Aconchegados numa escuridão gostosa. Pego uma porção de pipocas e as levo a
minha boca. Faço um cafuné no cabelo perfumado e liso da minha linda Aurora. Eu
amo o seu nome. Eu amo pipocas amanteigadas. Gosto do cheiro dela e delas.
–
Eu amo você, e nunca vou cansar de dizer isso. – digo a ela.
Ela
me olha nos olhos e dá um sorrisinho tímido que abraça o meu coração e abranda
os meus sentidos mais inquietos. Ela volta a assistir à televisão.
–
Eu também amo você. – ela diz.
Agora
eu acaricio os seus braços lisos com uma ternura que eu não sabia que existia
dentro de mim. Ela me desperta os sentimentos mais inertes, é por isso que eu a
adoro. Escuto a sua boca mastigando, mascando.
O
homem para subitamente, próximo a uma porta. Devagar, após uns segundos de
tensão e quietude simultâneas, ele abaixa o trinco, espia e revela aos poucos o
seu corpo ao inesperado. No cômodo há uma pessoa dormindo na cama, debaixo de
um cobertor, sozinha.
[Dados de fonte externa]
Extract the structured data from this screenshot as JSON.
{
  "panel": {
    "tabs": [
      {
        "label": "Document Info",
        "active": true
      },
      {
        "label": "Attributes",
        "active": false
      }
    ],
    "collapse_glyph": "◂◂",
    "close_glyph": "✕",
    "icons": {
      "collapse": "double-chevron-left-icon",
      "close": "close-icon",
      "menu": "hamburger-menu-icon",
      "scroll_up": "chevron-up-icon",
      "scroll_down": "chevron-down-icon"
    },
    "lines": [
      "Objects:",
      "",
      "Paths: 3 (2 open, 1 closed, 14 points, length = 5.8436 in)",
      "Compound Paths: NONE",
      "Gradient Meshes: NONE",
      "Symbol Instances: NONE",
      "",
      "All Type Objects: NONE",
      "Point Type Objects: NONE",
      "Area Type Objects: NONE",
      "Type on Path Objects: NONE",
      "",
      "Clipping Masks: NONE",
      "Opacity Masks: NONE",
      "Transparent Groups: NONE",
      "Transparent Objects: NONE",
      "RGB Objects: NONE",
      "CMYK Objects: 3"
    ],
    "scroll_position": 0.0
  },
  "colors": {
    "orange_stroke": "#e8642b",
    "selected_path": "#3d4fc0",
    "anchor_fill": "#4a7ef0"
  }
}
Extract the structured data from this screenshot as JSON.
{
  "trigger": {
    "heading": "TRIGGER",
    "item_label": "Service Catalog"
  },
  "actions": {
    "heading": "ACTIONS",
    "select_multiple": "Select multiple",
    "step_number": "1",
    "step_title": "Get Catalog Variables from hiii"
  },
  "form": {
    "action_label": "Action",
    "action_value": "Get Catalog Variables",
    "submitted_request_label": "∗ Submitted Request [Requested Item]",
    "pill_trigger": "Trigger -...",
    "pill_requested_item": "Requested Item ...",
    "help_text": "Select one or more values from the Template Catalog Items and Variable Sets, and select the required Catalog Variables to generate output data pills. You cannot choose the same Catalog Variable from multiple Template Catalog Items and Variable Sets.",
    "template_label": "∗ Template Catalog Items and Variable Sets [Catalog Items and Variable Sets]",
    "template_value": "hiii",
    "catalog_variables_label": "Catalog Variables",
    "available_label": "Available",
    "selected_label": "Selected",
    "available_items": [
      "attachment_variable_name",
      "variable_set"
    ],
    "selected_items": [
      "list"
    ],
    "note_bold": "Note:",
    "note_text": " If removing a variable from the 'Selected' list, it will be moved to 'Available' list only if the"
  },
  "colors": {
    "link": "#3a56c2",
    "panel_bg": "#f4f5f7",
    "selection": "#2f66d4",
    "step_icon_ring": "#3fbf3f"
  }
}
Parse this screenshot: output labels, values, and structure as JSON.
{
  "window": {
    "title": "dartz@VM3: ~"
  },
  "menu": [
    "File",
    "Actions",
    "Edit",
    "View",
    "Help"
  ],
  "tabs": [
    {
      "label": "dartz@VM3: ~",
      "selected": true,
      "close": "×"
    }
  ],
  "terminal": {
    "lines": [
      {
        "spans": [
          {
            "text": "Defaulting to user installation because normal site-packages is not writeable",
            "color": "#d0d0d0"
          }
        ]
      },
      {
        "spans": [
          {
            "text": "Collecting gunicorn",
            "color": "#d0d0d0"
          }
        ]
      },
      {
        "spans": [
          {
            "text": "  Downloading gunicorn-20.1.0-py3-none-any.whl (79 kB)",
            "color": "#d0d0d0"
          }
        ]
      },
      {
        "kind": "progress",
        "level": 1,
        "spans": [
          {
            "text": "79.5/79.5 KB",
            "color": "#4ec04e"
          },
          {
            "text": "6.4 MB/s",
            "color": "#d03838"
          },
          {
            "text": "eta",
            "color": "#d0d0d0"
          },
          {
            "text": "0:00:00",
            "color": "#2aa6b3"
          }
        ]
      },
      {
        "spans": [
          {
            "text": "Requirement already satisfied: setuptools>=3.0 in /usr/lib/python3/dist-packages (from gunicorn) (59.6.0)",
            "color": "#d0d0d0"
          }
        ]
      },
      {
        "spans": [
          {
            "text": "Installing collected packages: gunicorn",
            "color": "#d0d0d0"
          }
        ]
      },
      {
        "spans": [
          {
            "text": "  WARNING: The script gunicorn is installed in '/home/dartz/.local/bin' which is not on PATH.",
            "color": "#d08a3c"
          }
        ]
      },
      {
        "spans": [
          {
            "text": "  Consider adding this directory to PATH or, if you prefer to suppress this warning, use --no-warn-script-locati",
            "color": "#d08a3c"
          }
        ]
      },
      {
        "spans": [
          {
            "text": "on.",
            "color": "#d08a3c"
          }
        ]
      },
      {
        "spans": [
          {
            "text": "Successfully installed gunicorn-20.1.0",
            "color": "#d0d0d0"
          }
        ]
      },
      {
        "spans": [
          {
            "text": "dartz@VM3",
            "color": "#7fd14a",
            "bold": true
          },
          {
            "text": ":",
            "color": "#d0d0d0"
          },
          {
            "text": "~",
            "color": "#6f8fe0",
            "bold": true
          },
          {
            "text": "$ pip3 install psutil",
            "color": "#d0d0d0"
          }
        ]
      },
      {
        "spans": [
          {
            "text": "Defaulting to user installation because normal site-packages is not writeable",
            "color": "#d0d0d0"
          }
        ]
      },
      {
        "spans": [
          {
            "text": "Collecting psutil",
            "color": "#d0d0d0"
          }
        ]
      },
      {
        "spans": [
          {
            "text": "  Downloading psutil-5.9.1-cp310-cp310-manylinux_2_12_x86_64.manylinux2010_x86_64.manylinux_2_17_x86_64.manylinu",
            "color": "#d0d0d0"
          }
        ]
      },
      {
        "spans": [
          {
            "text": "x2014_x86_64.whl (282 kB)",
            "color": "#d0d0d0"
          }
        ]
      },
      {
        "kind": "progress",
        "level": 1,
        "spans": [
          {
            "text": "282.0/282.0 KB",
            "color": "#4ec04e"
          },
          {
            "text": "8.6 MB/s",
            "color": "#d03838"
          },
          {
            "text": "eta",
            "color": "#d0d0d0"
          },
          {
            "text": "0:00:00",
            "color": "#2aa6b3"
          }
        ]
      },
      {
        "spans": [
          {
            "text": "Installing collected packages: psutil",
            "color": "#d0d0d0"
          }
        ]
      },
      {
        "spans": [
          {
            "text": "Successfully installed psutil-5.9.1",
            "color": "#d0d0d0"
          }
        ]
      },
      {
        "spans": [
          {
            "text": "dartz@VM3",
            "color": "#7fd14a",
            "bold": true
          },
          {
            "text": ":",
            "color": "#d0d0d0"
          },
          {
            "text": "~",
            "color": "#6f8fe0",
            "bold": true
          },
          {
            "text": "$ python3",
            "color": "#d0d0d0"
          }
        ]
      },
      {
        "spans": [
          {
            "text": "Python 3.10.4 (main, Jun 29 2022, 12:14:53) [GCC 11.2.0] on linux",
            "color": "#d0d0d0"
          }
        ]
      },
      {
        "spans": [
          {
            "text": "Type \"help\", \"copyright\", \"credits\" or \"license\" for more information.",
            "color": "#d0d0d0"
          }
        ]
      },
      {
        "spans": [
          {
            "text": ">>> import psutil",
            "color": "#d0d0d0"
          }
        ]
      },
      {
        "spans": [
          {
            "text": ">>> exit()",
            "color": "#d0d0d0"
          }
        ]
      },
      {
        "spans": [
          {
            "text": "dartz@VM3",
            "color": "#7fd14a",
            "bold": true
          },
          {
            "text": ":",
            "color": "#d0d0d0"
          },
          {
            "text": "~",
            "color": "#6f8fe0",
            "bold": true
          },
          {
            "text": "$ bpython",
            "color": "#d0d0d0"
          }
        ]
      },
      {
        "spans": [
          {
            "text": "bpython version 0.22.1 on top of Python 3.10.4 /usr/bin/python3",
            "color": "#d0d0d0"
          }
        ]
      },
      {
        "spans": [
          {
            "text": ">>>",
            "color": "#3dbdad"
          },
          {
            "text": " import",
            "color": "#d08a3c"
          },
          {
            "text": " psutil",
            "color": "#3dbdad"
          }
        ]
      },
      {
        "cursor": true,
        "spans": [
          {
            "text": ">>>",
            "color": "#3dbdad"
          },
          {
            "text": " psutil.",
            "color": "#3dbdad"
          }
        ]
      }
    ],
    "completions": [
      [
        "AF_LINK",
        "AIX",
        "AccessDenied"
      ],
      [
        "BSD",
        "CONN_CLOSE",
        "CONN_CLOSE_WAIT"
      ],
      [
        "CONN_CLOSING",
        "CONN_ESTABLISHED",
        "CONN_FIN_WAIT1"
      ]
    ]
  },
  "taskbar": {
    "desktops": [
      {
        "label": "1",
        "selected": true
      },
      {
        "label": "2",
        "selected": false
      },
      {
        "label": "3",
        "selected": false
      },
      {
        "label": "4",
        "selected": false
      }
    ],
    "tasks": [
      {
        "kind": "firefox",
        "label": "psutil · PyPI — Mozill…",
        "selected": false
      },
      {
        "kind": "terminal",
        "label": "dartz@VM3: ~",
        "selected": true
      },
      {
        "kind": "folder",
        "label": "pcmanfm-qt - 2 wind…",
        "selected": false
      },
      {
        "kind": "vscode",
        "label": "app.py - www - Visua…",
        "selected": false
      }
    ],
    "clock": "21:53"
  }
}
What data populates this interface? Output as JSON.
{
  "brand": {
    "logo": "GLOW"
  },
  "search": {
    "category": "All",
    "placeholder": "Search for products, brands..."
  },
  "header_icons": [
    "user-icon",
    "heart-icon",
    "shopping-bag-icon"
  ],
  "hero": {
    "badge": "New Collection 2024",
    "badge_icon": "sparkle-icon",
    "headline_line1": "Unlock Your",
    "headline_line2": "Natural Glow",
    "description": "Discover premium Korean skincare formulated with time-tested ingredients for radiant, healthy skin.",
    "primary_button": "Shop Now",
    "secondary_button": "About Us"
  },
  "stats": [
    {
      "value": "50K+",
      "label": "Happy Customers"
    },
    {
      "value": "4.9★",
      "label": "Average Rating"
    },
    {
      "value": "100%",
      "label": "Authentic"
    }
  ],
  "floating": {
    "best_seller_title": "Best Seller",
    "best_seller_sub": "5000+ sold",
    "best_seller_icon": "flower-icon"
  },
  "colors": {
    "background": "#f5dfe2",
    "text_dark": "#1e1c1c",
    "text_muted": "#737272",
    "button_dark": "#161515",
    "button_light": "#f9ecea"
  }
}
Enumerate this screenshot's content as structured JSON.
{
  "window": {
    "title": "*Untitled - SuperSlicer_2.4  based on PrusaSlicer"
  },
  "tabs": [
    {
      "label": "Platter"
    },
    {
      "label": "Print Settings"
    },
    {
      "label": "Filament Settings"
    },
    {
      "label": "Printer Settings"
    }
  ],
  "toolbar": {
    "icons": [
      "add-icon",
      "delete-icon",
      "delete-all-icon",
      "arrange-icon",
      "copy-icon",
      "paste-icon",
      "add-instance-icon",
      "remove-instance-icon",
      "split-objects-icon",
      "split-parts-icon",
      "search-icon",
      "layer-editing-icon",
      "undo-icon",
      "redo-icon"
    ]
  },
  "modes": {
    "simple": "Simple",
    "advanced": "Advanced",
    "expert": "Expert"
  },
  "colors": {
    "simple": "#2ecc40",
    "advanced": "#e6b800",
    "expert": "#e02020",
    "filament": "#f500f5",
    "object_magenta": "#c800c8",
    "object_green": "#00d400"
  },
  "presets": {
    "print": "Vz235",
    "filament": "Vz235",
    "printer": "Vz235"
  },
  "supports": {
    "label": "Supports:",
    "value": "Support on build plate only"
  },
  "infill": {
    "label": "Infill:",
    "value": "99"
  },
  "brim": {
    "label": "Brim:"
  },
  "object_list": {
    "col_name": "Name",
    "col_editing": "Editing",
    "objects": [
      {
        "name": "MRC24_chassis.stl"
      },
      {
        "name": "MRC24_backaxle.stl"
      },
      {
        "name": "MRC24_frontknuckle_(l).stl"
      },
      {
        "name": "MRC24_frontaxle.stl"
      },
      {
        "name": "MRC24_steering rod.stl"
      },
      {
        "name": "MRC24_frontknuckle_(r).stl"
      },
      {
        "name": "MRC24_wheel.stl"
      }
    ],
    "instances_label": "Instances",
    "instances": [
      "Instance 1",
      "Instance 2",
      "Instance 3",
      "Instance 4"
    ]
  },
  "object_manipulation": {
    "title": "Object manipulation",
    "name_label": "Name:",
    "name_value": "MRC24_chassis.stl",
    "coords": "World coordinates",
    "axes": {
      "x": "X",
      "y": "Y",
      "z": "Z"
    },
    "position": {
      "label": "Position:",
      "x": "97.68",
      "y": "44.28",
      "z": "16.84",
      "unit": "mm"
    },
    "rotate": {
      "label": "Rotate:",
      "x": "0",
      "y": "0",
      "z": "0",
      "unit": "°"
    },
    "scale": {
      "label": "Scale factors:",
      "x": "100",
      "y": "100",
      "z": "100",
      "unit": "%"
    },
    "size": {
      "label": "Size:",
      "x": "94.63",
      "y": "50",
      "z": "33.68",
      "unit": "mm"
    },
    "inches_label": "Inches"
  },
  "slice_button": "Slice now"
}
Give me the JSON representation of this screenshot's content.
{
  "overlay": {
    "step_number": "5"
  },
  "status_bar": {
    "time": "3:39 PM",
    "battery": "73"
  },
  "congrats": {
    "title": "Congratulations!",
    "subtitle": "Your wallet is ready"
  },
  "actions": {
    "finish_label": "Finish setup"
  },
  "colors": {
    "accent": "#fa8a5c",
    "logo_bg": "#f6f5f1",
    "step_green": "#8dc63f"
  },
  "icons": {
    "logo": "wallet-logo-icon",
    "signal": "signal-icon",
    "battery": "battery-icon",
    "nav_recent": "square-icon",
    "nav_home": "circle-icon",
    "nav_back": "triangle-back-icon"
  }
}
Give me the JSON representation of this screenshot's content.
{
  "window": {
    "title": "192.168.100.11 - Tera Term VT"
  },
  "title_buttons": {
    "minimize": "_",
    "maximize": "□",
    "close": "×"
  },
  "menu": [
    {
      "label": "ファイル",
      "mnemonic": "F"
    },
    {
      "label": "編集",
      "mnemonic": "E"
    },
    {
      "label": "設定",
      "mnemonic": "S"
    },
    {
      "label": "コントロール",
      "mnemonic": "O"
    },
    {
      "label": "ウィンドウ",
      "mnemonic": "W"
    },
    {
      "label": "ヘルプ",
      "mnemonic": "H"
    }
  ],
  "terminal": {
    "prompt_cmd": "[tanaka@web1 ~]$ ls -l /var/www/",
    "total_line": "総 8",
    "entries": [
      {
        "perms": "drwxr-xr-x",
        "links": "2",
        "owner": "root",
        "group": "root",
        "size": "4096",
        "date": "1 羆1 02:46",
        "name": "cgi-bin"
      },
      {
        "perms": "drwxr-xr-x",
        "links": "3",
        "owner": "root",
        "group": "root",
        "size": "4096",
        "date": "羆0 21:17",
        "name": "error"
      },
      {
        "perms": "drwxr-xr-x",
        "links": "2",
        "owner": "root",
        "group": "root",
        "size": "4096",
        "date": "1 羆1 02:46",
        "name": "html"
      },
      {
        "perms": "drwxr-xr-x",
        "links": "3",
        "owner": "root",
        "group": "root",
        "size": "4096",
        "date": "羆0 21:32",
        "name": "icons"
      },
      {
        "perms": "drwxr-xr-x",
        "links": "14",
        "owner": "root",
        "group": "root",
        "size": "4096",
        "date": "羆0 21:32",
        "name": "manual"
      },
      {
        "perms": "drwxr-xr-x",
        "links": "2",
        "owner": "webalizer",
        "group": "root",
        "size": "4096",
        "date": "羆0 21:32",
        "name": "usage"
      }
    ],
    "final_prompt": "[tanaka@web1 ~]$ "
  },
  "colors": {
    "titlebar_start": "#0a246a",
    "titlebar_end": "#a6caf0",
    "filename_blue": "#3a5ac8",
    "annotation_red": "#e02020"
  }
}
O homem empunha a pistola de modo a mirar no corpo
repousado e caminha sem causar quaisquer distúrbios. A arma tem um silenciador.
–
Como foi o seu dia hoje? – pergunto, encostando o meu nariz no seu cabelo e
inalando o seu perfume delicioso.
–
Foi legal, bem bacana. – ela responde. – Uma correria só, estou cansada.
–
Tudo bem, pode descansar nos meus braços, amor.
Ela
olha para os meus olhos.
–
Obrigada. – ela diz. Volta a assistir o filme. Come mais pipocas.
–
Eu gosto muito de assistir filmes com você.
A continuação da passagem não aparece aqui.